On Thu, Apr 19, 2018 at 8:14 AM, John Hearns <hear...@googlemail.com> wrote:

> I think this question must be asked many times. So forgive me.  We
> have an existing set of Unix usernames/uids which are pushed out
> onto the client workstations vi a configuration management
> system. Ie there are local /etc/passwd files which are updated when
> new users joint he company.  the uid range is 1000 to 3000
>
> If we start to use sssd with AD authentication and the AD RID
> mapping, then different UIDs will be reported.
>
> We do not wish to use the Posix attributes - the whole point is to
> reduce the manual steps needed when new accounts are created.
>
> So my questions are:
>
> a) is there any way to map AD RID style UIDs to existing UIDs (I
> have tried to search for this)
>
> b) other orgnisations have faced this.  Is the only answer a script
> to chown each users files if they are transitioned over to AD?

We faced this same situation: we had a configuration management system
that was maintaining information for user accounts in /etc/passwd and
/etc/group, but we wanted to transition to mapping passwd/group data
via sssd via AD, using sssd's RID-based id mapping.
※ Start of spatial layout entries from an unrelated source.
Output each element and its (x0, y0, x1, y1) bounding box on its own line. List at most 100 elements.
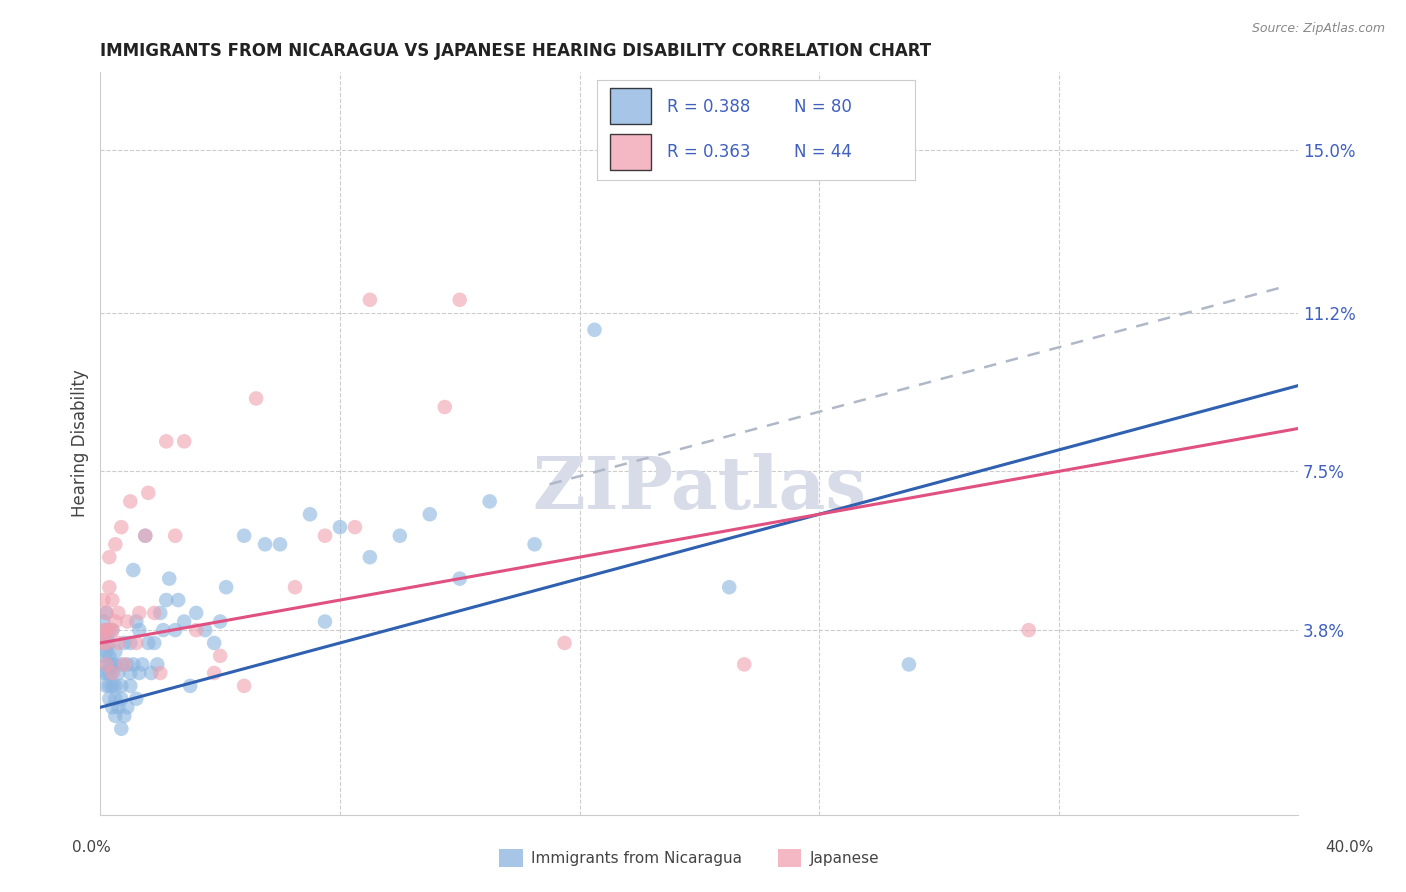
Point (93, 665, 115, 680)
Point (583, 323, 606, 337)
Point (329, 520, 352, 534)
Point (125, 691, 148, 706)
Point (112, 636, 135, 650)
Point (314, 615, 336, 629)
Point (179, 679, 201, 693)
Point (112, 657, 135, 672)
Point (186, 623, 208, 637)
Point (104, 644, 127, 658)
Point (478, 494, 501, 508)
Y-axis label: Hearing Disability: Hearing Disability (72, 369, 89, 517)
Point (96, 657, 118, 672)
Point (165, 529, 187, 543)
Point (209, 615, 232, 629)
Text: Source: ZipAtlas.com: Source: ZipAtlas.com (1251, 22, 1385, 36)
Point (98, 665, 121, 680)
Point (110, 691, 132, 706)
Point (96, 623, 118, 637)
Point (388, 529, 411, 543)
Point (131, 657, 153, 672)
Point (107, 636, 129, 650)
Point (96, 657, 118, 672)
Point (104, 615, 127, 629)
Point (202, 665, 225, 680)
Point (107, 700, 129, 714)
Text: 0.0%: 0.0% (72, 840, 111, 855)
Point (96, 623, 118, 637)
Point (110, 679, 132, 693)
Point (93, 615, 115, 629)
Point (215, 580, 238, 594)
Point (173, 615, 195, 629)
Point (98, 679, 121, 693)
Point (359, 550, 381, 565)
Point (107, 606, 129, 620)
Point (143, 606, 166, 620)
Point (120, 494, 142, 508)
Point (554, 636, 576, 650)
Point (134, 529, 156, 543)
Point (128, 606, 150, 620)
Point (120, 665, 142, 680)
Point (233, 529, 256, 543)
Text: 40.0%: 40.0% (1326, 840, 1374, 855)
Text: Japanese: Japanese (810, 851, 880, 865)
Point (449, 293, 471, 307)
Point (233, 679, 256, 693)
Point (101, 665, 124, 680)
Point (93, 648, 115, 663)
Point (93, 593, 115, 607)
Point (101, 700, 124, 714)
Point (117, 657, 139, 672)
Point (157, 572, 180, 586)
Point (96, 644, 118, 658)
Point (314, 529, 336, 543)
Point (98, 636, 121, 650)
Point (104, 657, 127, 672)
Point (155, 434, 177, 449)
Point (112, 709, 135, 723)
Point (98, 550, 121, 565)
Point (149, 606, 172, 620)
Point (298, 508, 321, 522)
Point (104, 679, 127, 693)
Point (98, 691, 121, 706)
Point (117, 615, 139, 629)
Point (110, 520, 132, 534)
Point (254, 537, 277, 551)
Point (96, 606, 118, 620)
Point (93, 623, 115, 637)
Point (104, 691, 127, 706)
Point (419, 508, 441, 522)
Text: ZIPatlas: ZIPatlas (533, 452, 866, 524)
Point (110, 657, 132, 672)
Point (284, 580, 307, 594)
Point (1018, 623, 1040, 637)
Text: IMMIGRANTS FROM NICARAGUA VS JAPANESE HEARING DISABILITY CORRELATION CHART: IMMIGRANTS FROM NICARAGUA VS JAPANESE HE… (100, 42, 932, 60)
Point (96, 665, 118, 680)
Point (202, 636, 225, 650)
Point (117, 700, 139, 714)
Point (98, 623, 121, 637)
Point (96, 632, 118, 646)
Point (269, 537, 291, 551)
Point (125, 615, 148, 629)
Point (523, 537, 546, 551)
Point (122, 563, 145, 577)
Point (98, 657, 121, 672)
Point (194, 623, 217, 637)
Point (733, 657, 755, 672)
Point (136, 485, 159, 500)
Point (104, 709, 127, 723)
Point (343, 520, 366, 534)
Point (149, 665, 172, 680)
Point (104, 537, 127, 551)
Point (165, 623, 187, 637)
Point (359, 293, 381, 307)
Point (128, 623, 150, 637)
Point (141, 665, 163, 680)
Point (107, 665, 129, 680)
Point (96, 606, 118, 620)
Text: Immigrants from Nicaragua: Immigrants from Nicaragua (531, 851, 742, 865)
Point (897, 657, 920, 672)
Our solution was to perform a gradual transition:

1. On all hosts, we configured /etc/nsswitch.conf with "files sss" for
   the passwd/group databases.  This means that if a user has a local
   account in the passwd/group files, that account will be used
   instead of the sssd mapping.

2. For all new hosts we build, we don't push any user accounts to the
   passwd/group files; i.e., the /etc/passwd and /etc/group files
   contain only system accounts.  So on new hosts, the sssd mappings
   will always be used, for all users.

3. For new users who join our organization, we no longer push out
   manual passwd/group entries to legacy hosts.  So new users who log
   into legacy hosts will receive sssd passwd/group mappings, but old
   users who already had entries in the passwd/group files will
   continue to use those mappings.

4. Over time, as legacy hosts rot off, gradually all hosts will be
   providing user passwd/group information solely via sssd mapping.

For us, this was the only feasible way to transition, as we have
terabytes of local data spread across millions of files.  So, manually
chowning all files on all filesystems on all hosts was an intractable
problem.

> Also a question about pam_mkhomedir I have used this successfully in
> the past, on a BeeGFS filesystem where all the clients have
> read/write access.  If the workstation is an NFS client, then
> creating a new home directory for a user should not be possible,
> given that root squash is configured on the NFS share.
>
> Is there a smart way to get pam_mkhomedir to work on an NFS client
> system?  Or perhaps the user needs to log into the NFS server system
> one time only (assuming logins are encouraged directly to servers
> like that anyway)

Since our NFS server is a Linux host, our solution was to write a
create-home-dirs(8) script to pre-create home directories.  The script
enumerates a configurable list of OUs in Active Directory to find
users, using the host's machine account to bind to AD.  It runs
hourly, so users have home directories on our Linux NFS clients fairly
quickly after their account is created in AD.